Although some of the concerns given for avoiding children are understandable and grounded in facts, some of the reactions that interviewed millennials had to the idea of a future family were problematic, to say the least.

With a little digging, each concern your partner can raise about being hesitant to have kids in the future can be addressed from the Catholic point of view. Here are ways to approach two common topics.

____________________

Your Partner Doesn’t Think Having a Family In The Future Is Going To Help Your Relationship

Having a Family to help relationship

“But kids aren’t Band-Aids; they’re life sucks who demand your complete attention for a minimum of 18 years.” – Tyler, 27

When discerning marriage with someone, it’s important to realize that children should never be thought of as Band-Aids to fix marriage issues. You shouldn’t want to have children because your relationship is struggling and you think having a baby would revive it. After all, marriages are repaired with grace, hard work, willing the good of the other, and continual effort.
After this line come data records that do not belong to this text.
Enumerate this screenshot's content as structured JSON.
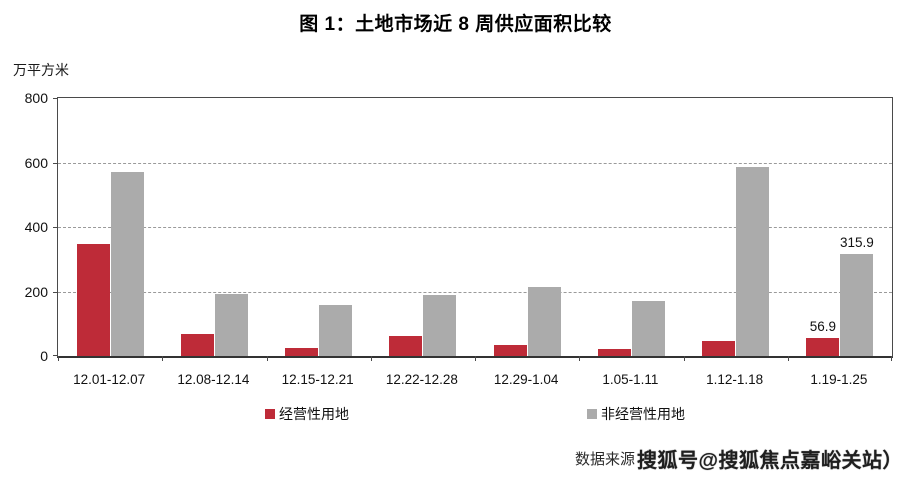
{
  "chart_data": {
    "type": "bar",
    "title": "图 1：土地市场近 8 周供应面积比较",
    "unit_label": "万平方米",
    "categories": [
      "12.01-12.07",
      "12.08-12.14",
      "12.15-12.21",
      "12.22-12.28",
      "12.29-1.04",
      "1.05-1.11",
      "1.12-1.18",
      "1.19-1.25"
    ],
    "series": [
      {
        "name": "经营性用地",
        "color": "#BE2B38",
        "values": [
          348,
          68,
          25,
          62,
          35,
          22,
          48,
          56.9
        ],
        "value_labels": [
          null,
          null,
          null,
          null,
          null,
          null,
          null,
          "56.9"
        ]
      },
      {
        "name": "非经营性用地",
        "color": "#ABABAB",
        "values": [
          570,
          193,
          158,
          190,
          215,
          172,
          585,
          315.9
        ],
        "value_labels": [
          null,
          null,
          null,
          null,
          null,
          null,
          null,
          "315.9"
        ]
      }
    ],
    "xlabel": "",
    "ylabel": "万平方米",
    "ylim": [
      0,
      800
    ],
    "yticks": [
      0,
      200,
      400,
      600,
      800
    ],
    "grid": "horizontal-dashed",
    "legend_position": "bottom"
  },
  "footer": {
    "source_label": "数据来源",
    "watermark": "搜狐号@搜狐焦点嘉峪关站）"
  }
}
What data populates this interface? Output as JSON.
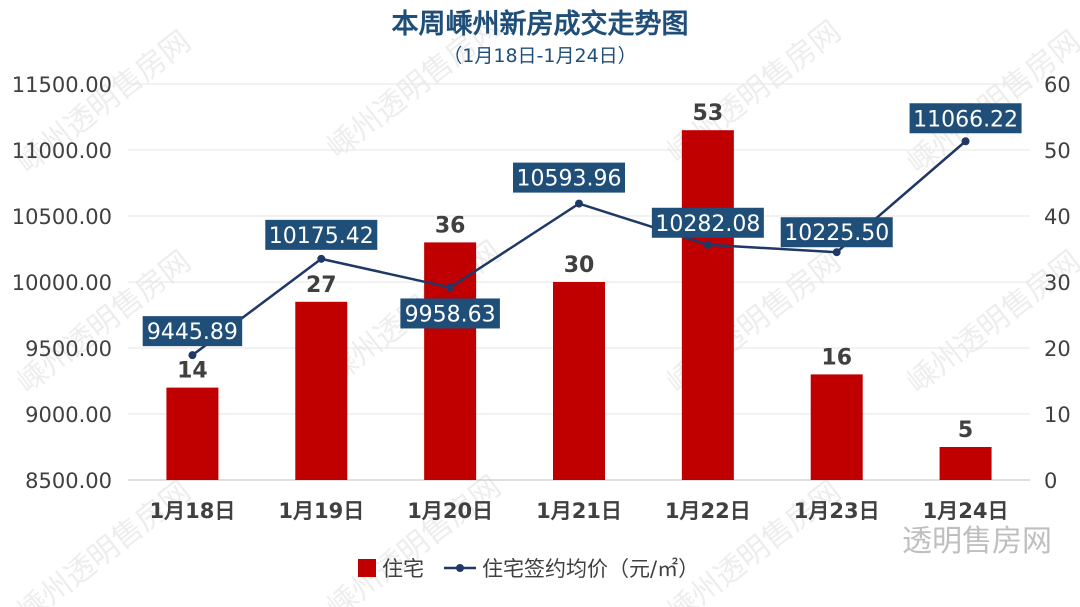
{
  "watermark": "嵊州透明售房网",
  "corner_watermark": "透明售房网",
  "chart_data": {
    "type": "bar",
    "title": "本周嵊州新房成交走势图",
    "subtitle": "（1月18日-1月24日）",
    "categories": [
      "1月18日",
      "1月19日",
      "1月20日",
      "1月21日",
      "1月22日",
      "1月23日",
      "1月24日"
    ],
    "series": [
      {
        "name": "住宅",
        "type": "bar",
        "axis": "right",
        "color": "#c00000",
        "values": [
          14,
          27,
          36,
          30,
          53,
          16,
          5
        ],
        "labels": [
          "14",
          "27",
          "36",
          "30",
          "53",
          "16",
          "5"
        ]
      },
      {
        "name": "住宅签约均价（元/㎡）",
        "type": "line",
        "axis": "left",
        "color": "#1f3864",
        "label_bg": "#1f4e79",
        "values": [
          9445.89,
          10175.42,
          9958.63,
          10593.96,
          10282.08,
          10225.5,
          11066.22
        ],
        "labels": [
          "9445.89",
          "10175.42",
          "9958.63",
          "10593.96",
          "10282.08",
          "10225.50",
          "11066.22"
        ]
      }
    ],
    "left_axis": {
      "ylim": [
        8500,
        11500
      ],
      "ticks": [
        "8500.00",
        "9000.00",
        "9500.00",
        "10000.00",
        "10500.00",
        "11000.00",
        "11500.00"
      ]
    },
    "right_axis": {
      "ylim": [
        0,
        60
      ],
      "ticks": [
        "0",
        "10",
        "20",
        "30",
        "40",
        "50",
        "60"
      ]
    },
    "grid": true,
    "legend": "bottom"
  }
}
But kids are not ‘life sucks.’ And to call them that greatly misses out on the beauty of children. Children are a gift in marriage and contribute greatly to the good of the parents themselves. In marriage, God invites couples to create with Him through love.

Mirroring the love of the Trinity, the love between a couple becomes so real that nine months later you have to name it. So if your relationship is going through a rocky patch, it may be a good idea to put the conversation about future kids on hold while you repair your relationship.
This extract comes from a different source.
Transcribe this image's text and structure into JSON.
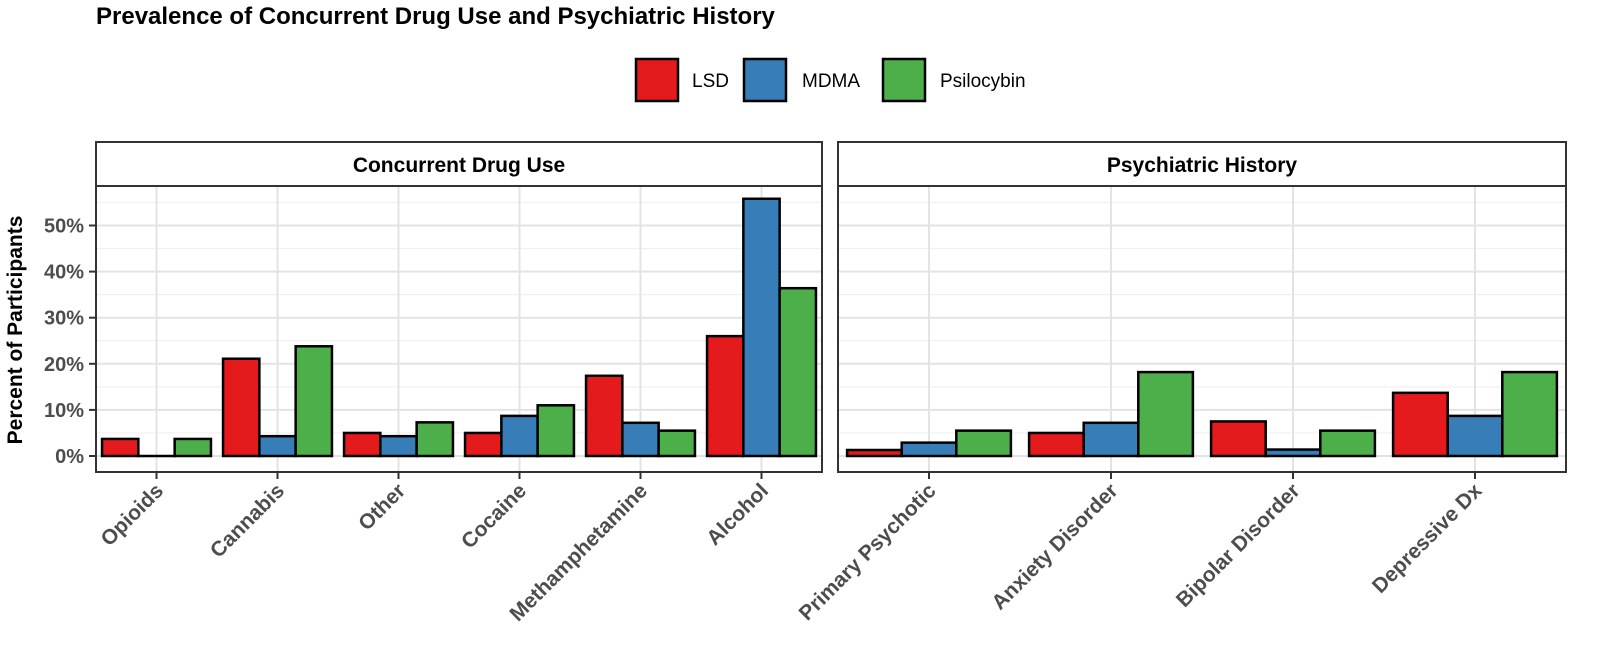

______________________________

Your Partner Really Doesn’t Have a Reason for Not Wanting Kids; He or She Just Don’t Want Them (So Stop Asking).
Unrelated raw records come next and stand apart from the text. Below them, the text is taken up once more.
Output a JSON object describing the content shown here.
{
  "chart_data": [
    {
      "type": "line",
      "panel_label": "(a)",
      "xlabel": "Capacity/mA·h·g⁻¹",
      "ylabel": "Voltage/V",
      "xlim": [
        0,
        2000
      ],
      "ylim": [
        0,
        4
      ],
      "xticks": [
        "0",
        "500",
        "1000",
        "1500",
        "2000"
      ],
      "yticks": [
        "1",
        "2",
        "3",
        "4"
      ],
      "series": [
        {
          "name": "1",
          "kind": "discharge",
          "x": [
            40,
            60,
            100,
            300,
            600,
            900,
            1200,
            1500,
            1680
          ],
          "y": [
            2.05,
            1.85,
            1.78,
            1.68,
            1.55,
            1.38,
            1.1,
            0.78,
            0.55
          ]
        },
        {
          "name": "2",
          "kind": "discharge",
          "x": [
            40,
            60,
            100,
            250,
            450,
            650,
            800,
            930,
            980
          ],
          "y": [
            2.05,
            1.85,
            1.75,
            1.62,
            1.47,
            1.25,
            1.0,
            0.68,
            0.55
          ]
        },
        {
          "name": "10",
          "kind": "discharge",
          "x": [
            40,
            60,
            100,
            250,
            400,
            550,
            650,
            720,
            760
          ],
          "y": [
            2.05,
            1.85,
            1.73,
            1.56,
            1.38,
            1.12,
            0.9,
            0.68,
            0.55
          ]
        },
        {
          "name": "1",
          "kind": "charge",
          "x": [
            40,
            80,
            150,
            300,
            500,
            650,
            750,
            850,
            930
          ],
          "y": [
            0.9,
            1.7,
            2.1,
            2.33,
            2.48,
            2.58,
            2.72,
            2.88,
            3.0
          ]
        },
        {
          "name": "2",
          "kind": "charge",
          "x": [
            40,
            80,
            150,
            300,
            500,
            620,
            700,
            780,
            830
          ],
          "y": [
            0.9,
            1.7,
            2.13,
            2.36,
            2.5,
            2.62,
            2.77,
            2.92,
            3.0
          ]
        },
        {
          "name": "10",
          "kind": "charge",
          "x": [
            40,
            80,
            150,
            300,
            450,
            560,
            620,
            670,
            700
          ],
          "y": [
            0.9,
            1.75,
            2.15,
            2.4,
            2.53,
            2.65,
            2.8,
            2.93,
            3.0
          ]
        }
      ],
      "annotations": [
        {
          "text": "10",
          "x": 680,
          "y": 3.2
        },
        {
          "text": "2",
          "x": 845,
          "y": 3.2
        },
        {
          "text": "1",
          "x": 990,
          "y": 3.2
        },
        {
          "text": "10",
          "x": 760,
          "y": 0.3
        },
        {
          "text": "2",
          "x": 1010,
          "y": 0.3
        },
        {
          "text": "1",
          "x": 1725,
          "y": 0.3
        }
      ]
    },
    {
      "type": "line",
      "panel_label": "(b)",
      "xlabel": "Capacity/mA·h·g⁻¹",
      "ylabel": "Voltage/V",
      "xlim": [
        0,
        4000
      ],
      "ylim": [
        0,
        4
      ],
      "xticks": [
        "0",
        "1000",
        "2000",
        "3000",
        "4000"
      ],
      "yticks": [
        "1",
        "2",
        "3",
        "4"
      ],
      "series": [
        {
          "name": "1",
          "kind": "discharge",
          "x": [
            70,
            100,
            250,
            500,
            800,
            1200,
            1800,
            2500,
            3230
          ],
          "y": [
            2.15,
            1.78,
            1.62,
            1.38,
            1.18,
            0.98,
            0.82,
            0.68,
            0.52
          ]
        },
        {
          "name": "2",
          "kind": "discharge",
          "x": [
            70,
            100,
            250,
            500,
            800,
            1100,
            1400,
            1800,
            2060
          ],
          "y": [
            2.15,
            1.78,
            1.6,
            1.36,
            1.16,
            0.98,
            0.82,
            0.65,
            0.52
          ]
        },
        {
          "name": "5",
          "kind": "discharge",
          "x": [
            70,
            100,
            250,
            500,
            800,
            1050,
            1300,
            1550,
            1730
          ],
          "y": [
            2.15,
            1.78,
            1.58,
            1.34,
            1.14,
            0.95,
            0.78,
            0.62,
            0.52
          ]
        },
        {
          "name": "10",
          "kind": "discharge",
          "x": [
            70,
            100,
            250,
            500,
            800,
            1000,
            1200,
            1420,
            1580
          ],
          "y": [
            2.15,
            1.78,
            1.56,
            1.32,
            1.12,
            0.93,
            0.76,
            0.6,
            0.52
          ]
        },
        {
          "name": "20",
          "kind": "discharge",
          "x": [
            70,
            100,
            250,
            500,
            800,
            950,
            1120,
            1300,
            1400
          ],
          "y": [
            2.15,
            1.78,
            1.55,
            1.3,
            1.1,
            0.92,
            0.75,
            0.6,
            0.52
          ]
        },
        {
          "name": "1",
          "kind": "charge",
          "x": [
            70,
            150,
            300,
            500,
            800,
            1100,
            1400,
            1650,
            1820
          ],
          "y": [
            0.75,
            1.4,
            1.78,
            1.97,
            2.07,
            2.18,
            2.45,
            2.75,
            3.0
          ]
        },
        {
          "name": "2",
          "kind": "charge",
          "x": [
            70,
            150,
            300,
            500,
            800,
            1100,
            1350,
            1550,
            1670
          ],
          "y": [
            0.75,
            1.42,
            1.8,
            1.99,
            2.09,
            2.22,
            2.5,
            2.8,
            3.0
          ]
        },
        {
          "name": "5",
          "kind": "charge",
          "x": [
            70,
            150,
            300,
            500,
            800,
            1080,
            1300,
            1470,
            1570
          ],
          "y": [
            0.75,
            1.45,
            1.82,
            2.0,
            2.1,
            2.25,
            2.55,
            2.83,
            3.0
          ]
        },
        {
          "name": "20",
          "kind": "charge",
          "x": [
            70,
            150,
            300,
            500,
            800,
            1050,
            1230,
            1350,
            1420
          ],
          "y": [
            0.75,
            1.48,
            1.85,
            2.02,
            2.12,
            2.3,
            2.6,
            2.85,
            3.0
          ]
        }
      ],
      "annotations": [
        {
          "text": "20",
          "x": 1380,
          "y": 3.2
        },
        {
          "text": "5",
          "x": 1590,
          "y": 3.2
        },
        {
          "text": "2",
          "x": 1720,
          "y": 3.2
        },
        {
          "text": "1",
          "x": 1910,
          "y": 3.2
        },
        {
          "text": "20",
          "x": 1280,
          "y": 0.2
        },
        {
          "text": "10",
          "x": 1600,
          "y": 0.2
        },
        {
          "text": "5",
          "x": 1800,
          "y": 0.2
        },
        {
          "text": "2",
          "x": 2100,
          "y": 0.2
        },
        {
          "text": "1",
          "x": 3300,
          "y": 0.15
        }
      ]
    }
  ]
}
No Reason for Not Wanting Kids

“It’s my body and I shouldn’t have to explain to people what choices I make with it.” – Jalise, 31

Parenthood calls us to find the meaning of our lives—a meaning found by sacrifice of our bodies, our time, our plans and our days (and nights). The Catholic Church doesn’t have a list kept in the golden vault at the Vatican of all the reasons you can avoid a pregnancy.

In her book The Sinners Guide to Natural Family Planning, Simcha Fisher writes:

When a married couple decides whether this month is going to make the switch from trying to avoid a pregnancy to trying to conceive, they have to consider the factors of children they already have and children-to-be.

The Catholic Church recognizes the incredible decision that parents will make together. In Gaudium et Spes (50), we find this passage:

“Let them thoughtfully take into account both their own welfare and that of their children, those already born and those which the future may bring. For this accounting they need to reckon with both the material and the spiritual conditions of the times as well as of their state in life. Finally, they should consult the interests of the family group, of temporal society, and of the Church herself. The parents themselves and no one else should ultimately make this judgment in the sight of God. But in their manner of acting, spouses should be aware that they cannot proceed arbitrarily, but must always be governed according to a conscience dutifully conformed to the divine law itself, and should be submissive toward the Church’s teaching office, which authentically interprets that law in the light of the Gospel.”

______________________________

In every situation, we are called to discern future kids responsibly but we are not called to reject parenthood. Even in cases where children are not in the plans for that month, or that year—or for the next five years—we’re called to be open to life.

That could be through loving the children already in the family, or fulfilling the role of parenting through spiritual parenthood. But regardless, openness to love and life is something married couples vow at the altar—and it’s a vow that is meant to be lived on a daily basis.